Bill Hawthorne is an Ulsterman now living in Kingswear.

Today’s 100th anniversary of the first day of the Battle of the Somme is particularly poignant for him as both his father and future father-in-law went ‘over the top’ in the bloodiest battle in military history.

Dr Hawthorne was formerly a university lecturer in mathematics and mathematics education, an award-winning documentary film director, an Open University tutor, a British Council officer and a senior research Fellow at the University of Ibadan.

He is the author of numerous school textbooks on mathematics. He has been fully involved in encryption technology since 1986. His work in this field is published in seven languages.

He says he ‘enjoys music and the arts, boating, teaching mackerel to be more careful in future and learning from the vast experience of his contemporaries’.

In his own words. he writes this moving tribute...

FRIDAY, July 1, 2016, is the 100th anniversary of the morning when my father, Private Thomas Hawthorne, and my future father-in-law, Second Lieutenant Hamilton Donald­son went over the top in the first day of the Battle of the Somme. Both were members of the Ulster Division.

My father was a stretcher bearer and a front-line assistant nurse and I can hardly imagine how he suffered on that first day.

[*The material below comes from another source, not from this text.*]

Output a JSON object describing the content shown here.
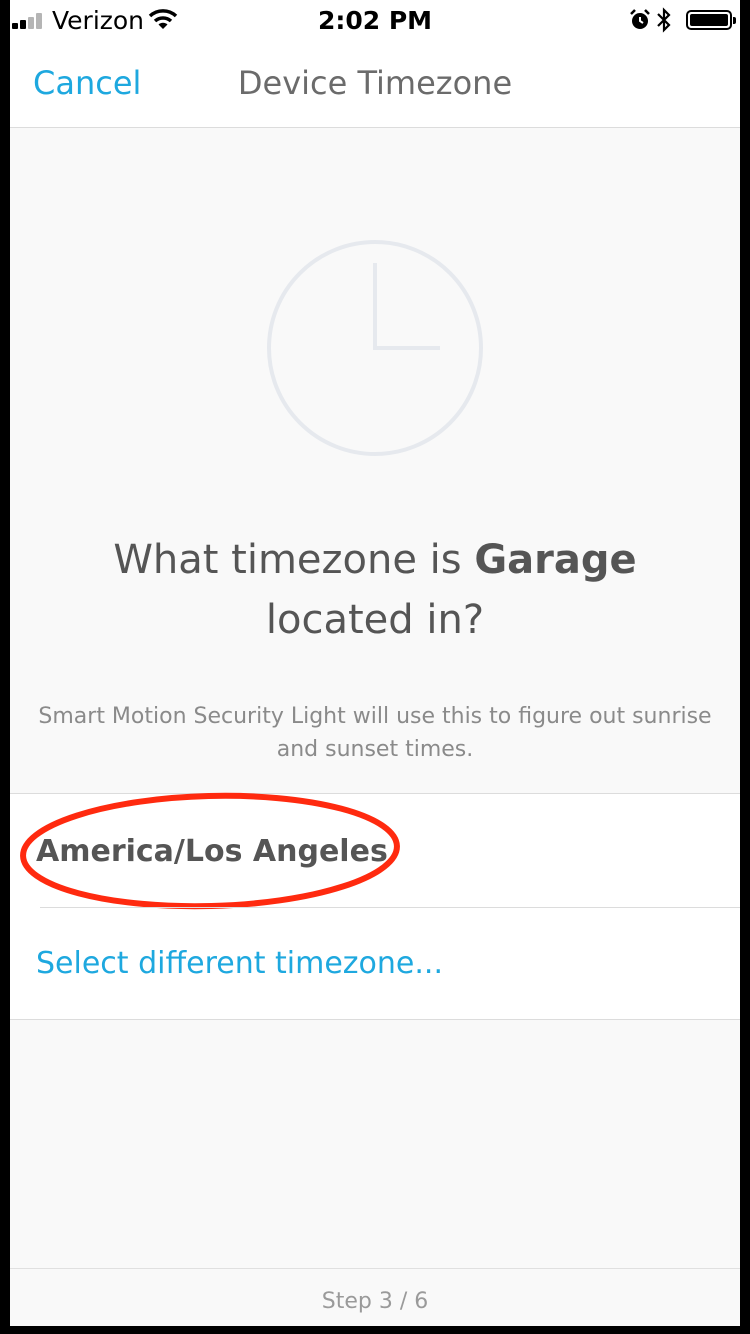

The General Staff had mistakenly believed that the preceding barrage would wipe out the German defences, so it was only a matter of walking over the ripped barbed wire with a full 60lb pack.

But what really happened was that the minute the soldiers went over the top they were raked with machine gun fire from German infantry who had, unknown to the British General Staff, been hiding 40 feet deep and safe from the British bombardment.

Over the next two days, the Ulster Division lost some 5,500 killed, wounded or missing and, of these, around 2,500 had been killed. Most of the Ulster Division had been members of the Ulster Volunteer Force, so you can imagine the devastating effect on Ulster villages.

My father’s job was to make instant decisions as to which of two mutilated bodies had the better chance of survival when carried back to the field hospital. During the night he held wounds open while surgeons looked for shrapnel and hidden bullets.

Second Lieutenant Donald­son had a different role. We have accurate family records that he was accepted as a volunteer a few weeks before his 16th birthday. He gained his commission – not because he had gone to a public school – but because he was an expert horseman. On that fateful day, he strode across no man’s land armed with a pistol, never thinking he would still be alive and unwounded by the end of the day.

Later in the war the unexpected happened to both men. Second Lieutenant (now full lieutenant) Donaldson found himself surrounded along with his platoon with not a single round of ammunition and was taken prisoner. My father contracted typhoid and spent 18 months in Addington Palace War Hospital before being invalided out.

All during my childhood I listened to my father talking incessantly about the war. No horror stories, only trivia. Then, as a 17-year-old student, I acquired an anthology of Siegfried Sassoon’s war poetry and began to piece together the realities of my father’s past.

In October 1979, when I returned from British Council service in Nigeria, I found myself living near Seaford where my father did his final training before becoming the first private soldier of the Ulster Division to land in France. I invited him over to England, took him all round his training ground and then shipped him to France, following the route he took in 1915. First stop was a café cognac in Le Treport. Suddenly the silence was penetrated by the arrival of around 50 road-racing cyclists. My father was a former velodrome racer. What a perfect start. We stayed for two weeks at a hotel in Doullens from where he was able to visit his old haunts.

My standard opening was: ‘Ce mon père. Il état un soldat pendant la guerre de quatorze’.

Looking at wartime graves was harrowing. What moved me was when he met an occasional French veteran. They hugged and hugged and spoke to one another in Franglais. But what moved me even more was that, on return to Ireland my brothers told me that he never mentioned the war again until his death some eight months later. So the visit to France was cathartic but 20 years too late. I’ll never forgive myself for my stupidity.

My father-in-law’s post-war life was different. In 1966, in company with other veterans, he returned to France and actually stood on the spot from which the German machine gunners mowed down his friends and comrades.

But what hurt him all his life was the fact that when he was a POW, British dockers had refused to ship Red Cross parcels to him as a punishment for allowing himself to be taken prisoner.